A version control system with the feature set git has is necessarily complicated, this is not a bad thing. Forcing the complexity on the user is a bad thing, but git does not do this except when it is necessary to. Using git at a basic level is not hard.

This essay is not attempting to explain how to use git, it is explaining how git itself works and how changes are physically tracked. There's no need for a basic user to know this information, but if someone wants to dig into git and understand how it works, this essay is a nice guide. Explaining how SVN or any other version control system works at this level of detail would also be complicated.

rudolf0 · on March 26, 2015

Git isn't exactly a startup (or a company, or even a product), nor did it ever intend to be.

Lots of great software happens to be difficult for a lot of people to intuitively understand.

Crito · on March 26, 2015

> "Lots of great software happens to be difficult for a lot of people to intuitively understand."

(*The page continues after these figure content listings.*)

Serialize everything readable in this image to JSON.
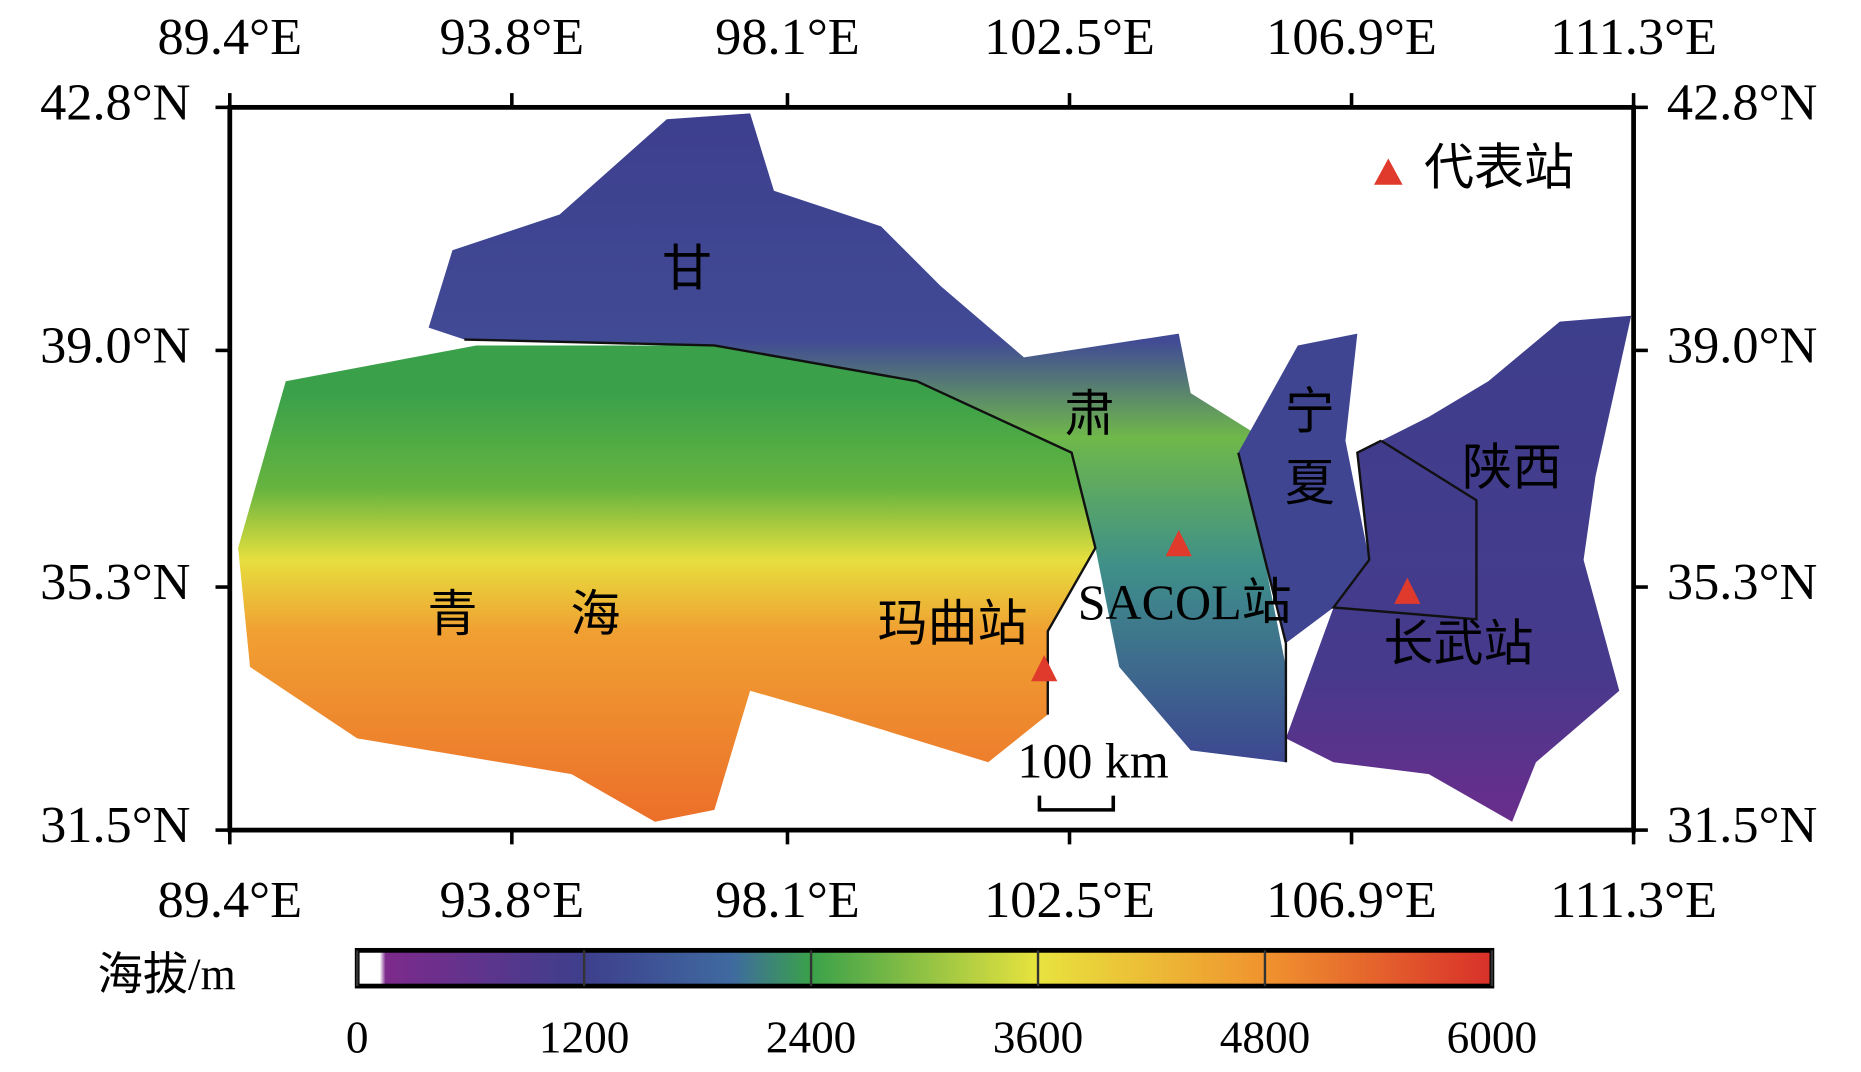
{
  "map": {
    "lon_ticks": [
      {
        "value": 89.4,
        "label": "89.4°E"
      },
      {
        "value": 93.8,
        "label": "93.8°E"
      },
      {
        "value": 98.1,
        "label": "98.1°E"
      },
      {
        "value": 102.5,
        "label": "102.5°E"
      },
      {
        "value": 106.9,
        "label": "106.9°E"
      },
      {
        "value": 111.3,
        "label": "111.3°E"
      }
    ],
    "lat_ticks": [
      {
        "value": 42.8,
        "label": "42.8°N"
      },
      {
        "value": 39.0,
        "label": "39.0°N"
      },
      {
        "value": 35.3,
        "label": "35.3°N"
      },
      {
        "value": 31.5,
        "label": "31.5°N"
      }
    ],
    "region_labels": [
      "甘",
      "肃",
      "宁",
      "夏",
      "陕西",
      "青",
      "海"
    ],
    "stations": [
      "玛曲站",
      "SACOL站",
      "长武站"
    ],
    "legend": "代表站",
    "scale_bar": "100 km",
    "colorbar": {
      "title": "海拔/m",
      "ticks": [
        0,
        1200,
        2400,
        3600,
        4800,
        6000
      ]
    }
  }
}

For real. Maybe it is just me, but I find programs like Photoshop and nearly every CAD program I've ever encountered to be bewilderingly complicated. I don't use any of those sorts of software professionally, but have found myself needing them numerous times for hobby reasons. Every time I try to learn them I become frustrated with just how steep and tall the learning curves are.

Git though? I felt pretty confident with how it worked and basic command line operation after just a weekend.

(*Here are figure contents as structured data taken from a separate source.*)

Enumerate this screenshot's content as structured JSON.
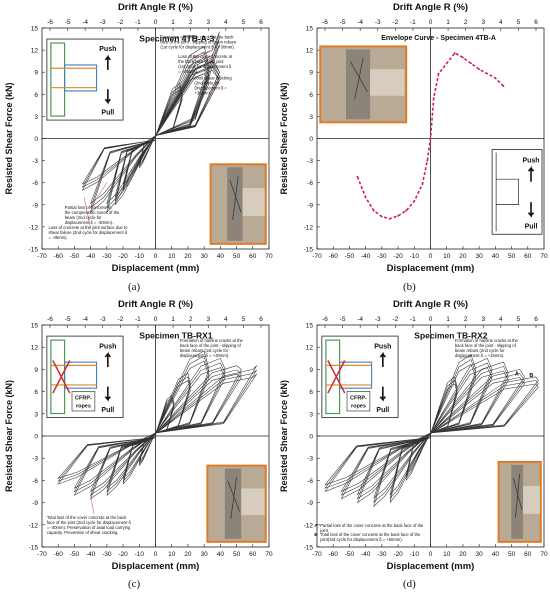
{
  "captions": [
    "(a)",
    "(b)",
    "(c)",
    "(d)"
  ],
  "chart_data": [
    {
      "type": "line",
      "title": "Specimen 4TB-A-3",
      "top_axis_label": "Drift Angle R (%)",
      "top_ticks": [
        "-6",
        "-5",
        "-4",
        "-3",
        "-2",
        "-1",
        "0",
        "1",
        "2",
        "3",
        "4",
        "5",
        "6"
      ],
      "xlabel": "Displacement (mm)",
      "ylabel": "Resisted Shear Force (kN)",
      "xlim": [
        -70,
        70
      ],
      "ylim": [
        -15,
        15
      ],
      "x_ticks": [
        -70,
        -60,
        -50,
        -40,
        -30,
        -20,
        -10,
        0,
        10,
        20,
        30,
        40,
        50,
        60,
        70
      ],
      "y_ticks": [
        -15,
        -12,
        -9,
        -6,
        -3,
        0,
        3,
        6,
        9,
        12,
        15
      ],
      "grid": false,
      "amplitudes": [
        [
          35,
          15,
          12.0,
          14.5,
          -45,
          -7.0
        ],
        [
          30,
          10,
          12.5,
          10.0,
          -40,
          -10.0
        ],
        [
          35,
          15,
          11.0,
          9.0,
          -30,
          -10.0
        ],
        [
          35,
          15,
          10.5,
          9.0,
          -25,
          -9.0
        ],
        [
          30,
          10,
          10.0,
          8.5,
          -20,
          -7.0
        ],
        [
          15,
          5,
          7.5,
          6.0,
          -10,
          -4.0
        ]
      ],
      "inset_labels": {
        "push": "Push",
        "pull": "Pull"
      },
      "annotations": [
        "Formation of hairline cracks at the back face of the joint - slipping of beam rebars (1st cycle for displacement δ = +30mm).",
        "Loss of the cover concrete at the back face of the joint (1st cycle for displacement δ = +35mm).",
        "Joint shear cracking (2nd cycle for Displacement δ = +35mm).",
        "Partial loss of concrete in the compression zones of the beam (2nd cycle for displacement δ = -30mm).",
        "Loss of concrete at the joint surface due to shear failure (2nd cycle for displacement δ = -45mm)."
      ]
    },
    {
      "type": "line",
      "title": "Envelope Curve - Specimen 4TB-A",
      "top_axis_label": "Drift Angle R (%)",
      "top_ticks": [
        "-6",
        "-5",
        "-4",
        "-3",
        "-2",
        "-1",
        "0",
        "1",
        "2",
        "3",
        "4",
        "5",
        "6"
      ],
      "xlabel": "Displacement (mm)",
      "ylabel": "Resisted Shear Force (kN)",
      "xlim": [
        -70,
        70
      ],
      "ylim": [
        -15,
        15
      ],
      "x_ticks": [
        -70,
        -60,
        -50,
        -40,
        -30,
        -20,
        -10,
        0,
        10,
        20,
        30,
        40,
        50,
        60,
        70
      ],
      "y_ticks": [
        -15,
        -12,
        -9,
        -6,
        -3,
        0,
        3,
        6,
        9,
        12,
        15
      ],
      "grid": false,
      "series": [
        {
          "color": "#d21f5f",
          "x": [
            -45,
            -40,
            -35,
            -30,
            -25,
            -20,
            -15,
            -10,
            -5,
            -2,
            0,
            2,
            5,
            10,
            15,
            20,
            25,
            30,
            35,
            40,
            45
          ],
          "y": [
            -5.2,
            -8.0,
            -9.8,
            -10.6,
            -10.9,
            -10.5,
            -9.8,
            -8.5,
            -6.2,
            -3.0,
            0,
            5.5,
            8.8,
            10.2,
            11.6,
            11.0,
            10.2,
            9.4,
            8.8,
            8.2,
            7.1
          ]
        }
      ],
      "inset_labels": {
        "push": "Push",
        "pull": "Pull"
      }
    },
    {
      "type": "line",
      "title": "Specimen TB-RX1",
      "top_axis_label": "Drift Angle R (%)",
      "top_ticks": [
        "-6",
        "-5",
        "-4",
        "-3",
        "-2",
        "-1",
        "0",
        "1",
        "2",
        "3",
        "4",
        "5",
        "6"
      ],
      "xlabel": "Displacement (mm)",
      "ylabel": "Resisted Shear Force (kN)",
      "xlim": [
        -70,
        70
      ],
      "ylim": [
        -15,
        15
      ],
      "x_ticks": [
        -70,
        -60,
        -50,
        -40,
        -30,
        -20,
        -10,
        0,
        10,
        20,
        30,
        40,
        50,
        60,
        70
      ],
      "y_ticks": [
        -15,
        -12,
        -9,
        -6,
        -3,
        0,
        3,
        6,
        9,
        12,
        15
      ],
      "grid": false,
      "amplitudes": [
        [
          60,
          8,
          9.0,
          9.5,
          -60,
          -6.5
        ],
        [
          50,
          10,
          9.5,
          9.0,
          -50,
          -8.0
        ],
        [
          40,
          10,
          10.5,
          9.0,
          -40,
          -8.5
        ],
        [
          30,
          10,
          11.5,
          9.0,
          -30,
          -8.0
        ],
        [
          20,
          5,
          8.5,
          7.0,
          -20,
          -6.5
        ],
        [
          10,
          5,
          5.5,
          4.5,
          -10,
          -4.0
        ]
      ],
      "inset_labels": {
        "push": "Push",
        "pull": "Pull",
        "rope": "CFRP-ropes"
      },
      "annotations": [
        "Formation of hairline cracks at the back face of the joint - slipping of beam rebars (1st cycle for displacement δ = +30mm).",
        "Total loss of the cover concrete at the back face of the joint (2nd cycle for displacement δ = -40mm). Preservation of axial load carrying capacity. Prevention of shear cracking."
      ]
    },
    {
      "type": "line",
      "title": "Specimen TB-RX2",
      "top_axis_label": "Drift Angle R (%)",
      "top_ticks": [
        "-6",
        "-5",
        "-4",
        "-3",
        "-2",
        "-1",
        "0",
        "1",
        "2",
        "3",
        "4",
        "5",
        "6"
      ],
      "xlabel": "Displacement (mm)",
      "ylabel": "Resisted Shear Force (kN)",
      "xlim": [
        -70,
        70
      ],
      "ylim": [
        -15,
        15
      ],
      "x_ticks": [
        -70,
        -60,
        -50,
        -40,
        -30,
        -20,
        -10,
        0,
        10,
        20,
        30,
        40,
        50,
        60,
        70
      ],
      "y_ticks": [
        -15,
        -12,
        -9,
        -6,
        -3,
        0,
        3,
        6,
        9,
        12,
        15
      ],
      "grid": false,
      "amplitudes": [
        [
          65,
          5,
          8.0,
          7.5,
          -65,
          -7.5
        ],
        [
          55,
          10,
          9.0,
          8.0,
          -55,
          -8.5
        ],
        [
          45,
          10,
          10.0,
          8.5,
          -45,
          -9.0
        ],
        [
          35,
          10,
          10.5,
          9.0,
          -35,
          -9.5
        ],
        [
          25,
          10,
          11.0,
          9.0,
          -25,
          -9.0
        ],
        [
          15,
          5,
          8.0,
          6.5,
          -15,
          -6.0
        ]
      ],
      "inset_labels": {
        "push": "Push",
        "pull": "Pull",
        "rope": "CFRP-ropes"
      },
      "markers": [
        "A",
        "B"
      ],
      "annotations": [
        "Formation of hairline cracks at the back face of the joint - slipping of beam rebars (2nd cycle for displacement δ = +15mm).",
        "Partial loss of the cover concrete at the back face of the joint",
        "Total loss of the cover concrete at the back face of the joint(3rd cycle for displacement δ = +50mm)."
      ]
    }
  ]
}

Maybe git's command line is more inconsistent than hg's or subversions', but in the grand scheme of software difficulty? I just don't get the complaints. "Incomprehensible"? Give me a break. It does not hold a candle to most commercial professional software.

sp332 · on March 26, 2015

You are not required to understand this concept. But if you're working on a large team and your branch history gets this complicated, you can still effectively use git to manage it. Try that with less-popular version control systems. (Mercurial comes to mind, actually.)

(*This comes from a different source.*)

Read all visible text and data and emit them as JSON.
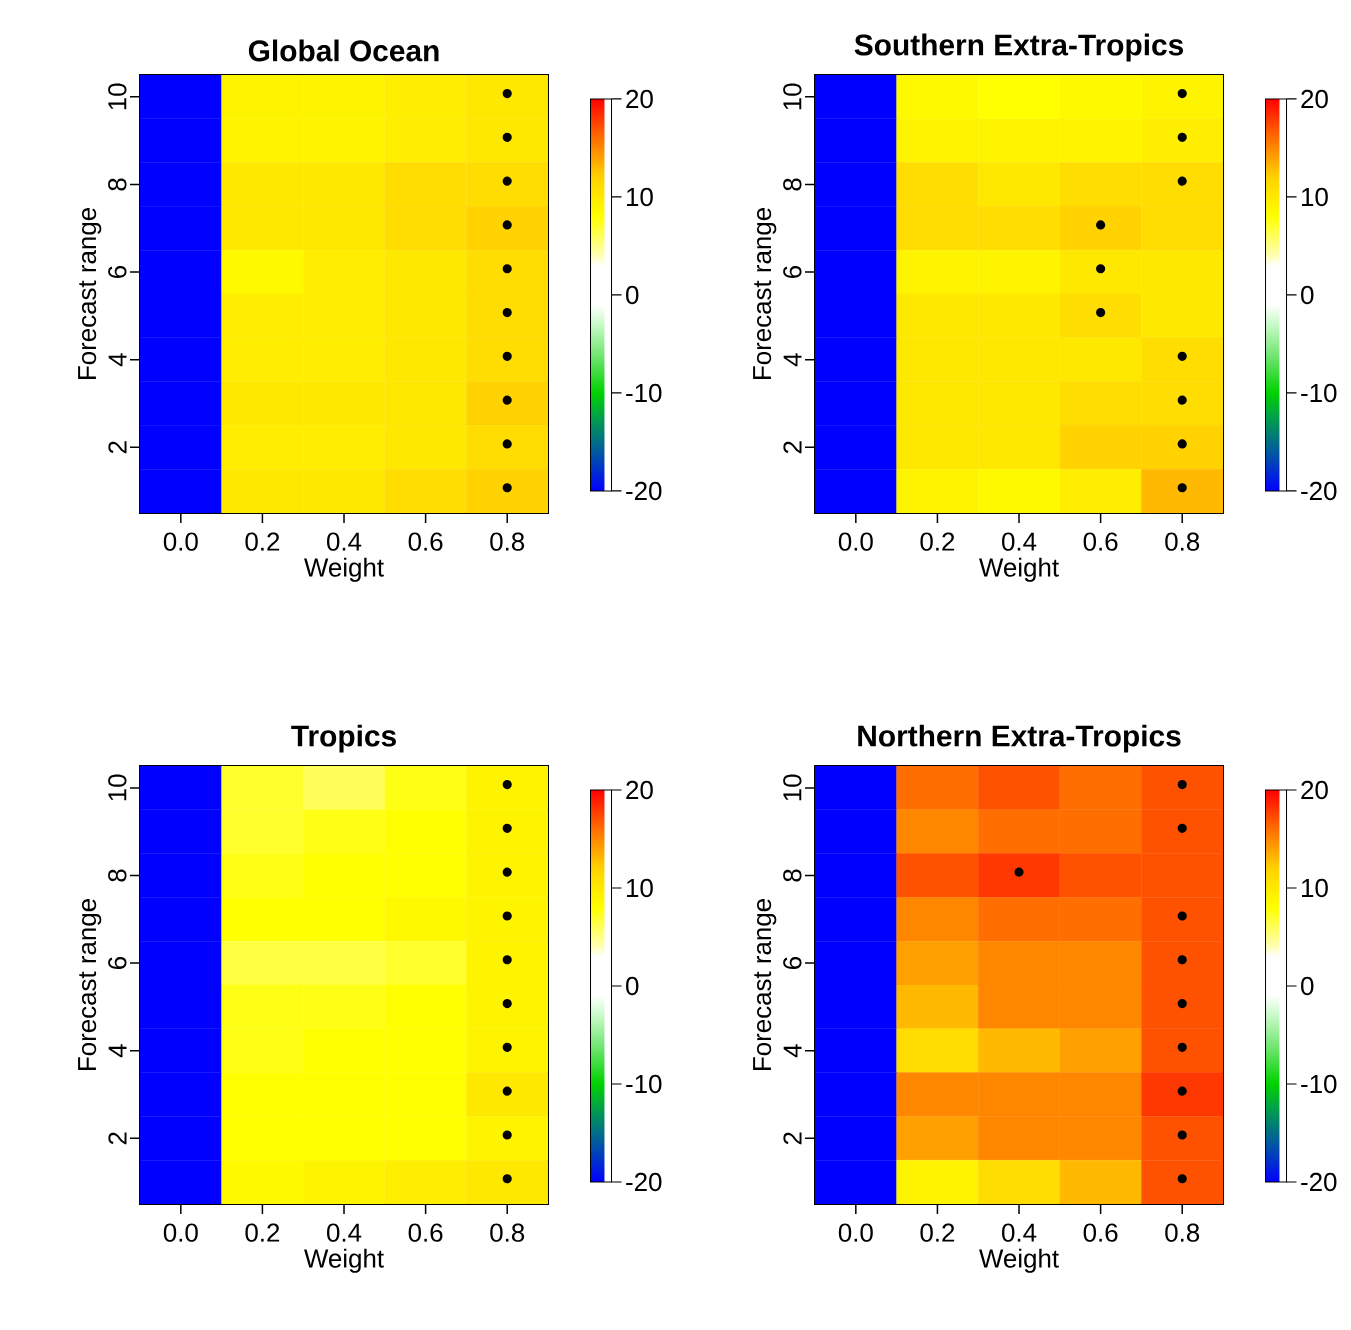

imakesnowflakes · on March 27, 2015

What is it that you can do in git, that you can't do in Mercurial?

kinghajj · on March 27, 2015

I believe one piece still missing is the full functionality provided by the index in Git. There is the record extension, but IIRC that doesn't emulate one of the index's greatest features: during a merge/rebase, non-conflicting changes are already staged, so "git diff" shows only conflicts (and "git diff --cached" shows those changes that merged successfully).

imakesnowflakes · on March 27, 2015

Mercurial does this, and you only have to manually resolve conflicting changes during a merge/rebase. See here

http://mercurial.selenic.com/wiki/MergeToolConfiguration

I think you might have tried this on a instance of Mercurial where the "premerge" option of the merge tool has been turned off for some reason..

sergiotapia · on March 26, 2015

Git won because of Github, it's an unpopular opinion but I stand by it. If Github did not exist, Git wouldn't have been adopted by so many projects.

josteink · on March 27, 2015

> Git won because of Github, it's an unpopular opinion but I stand by it.

Quite often you will find the exact opposite statement: Github succeeded because it rode on the success of Git.

I'm not saying your position is wrong, but they cannot both be right.

brown9-2 · on March 27, 2015

Sometimes technical things are complicated, because people don't work or communicate in tidy ways.

You could make similar complaints about many of the foundations that make technology possible. Take for example a protocol that enabled you to read this message: http://en.wikipedia.org/wiki/Transmission_Control_Protocol#/...

semi-extrinsic · on March 26, 2015

So by your logic, we shouldn't have helicopters? Using them arguably requires a lot more understanding of complicated things than git does.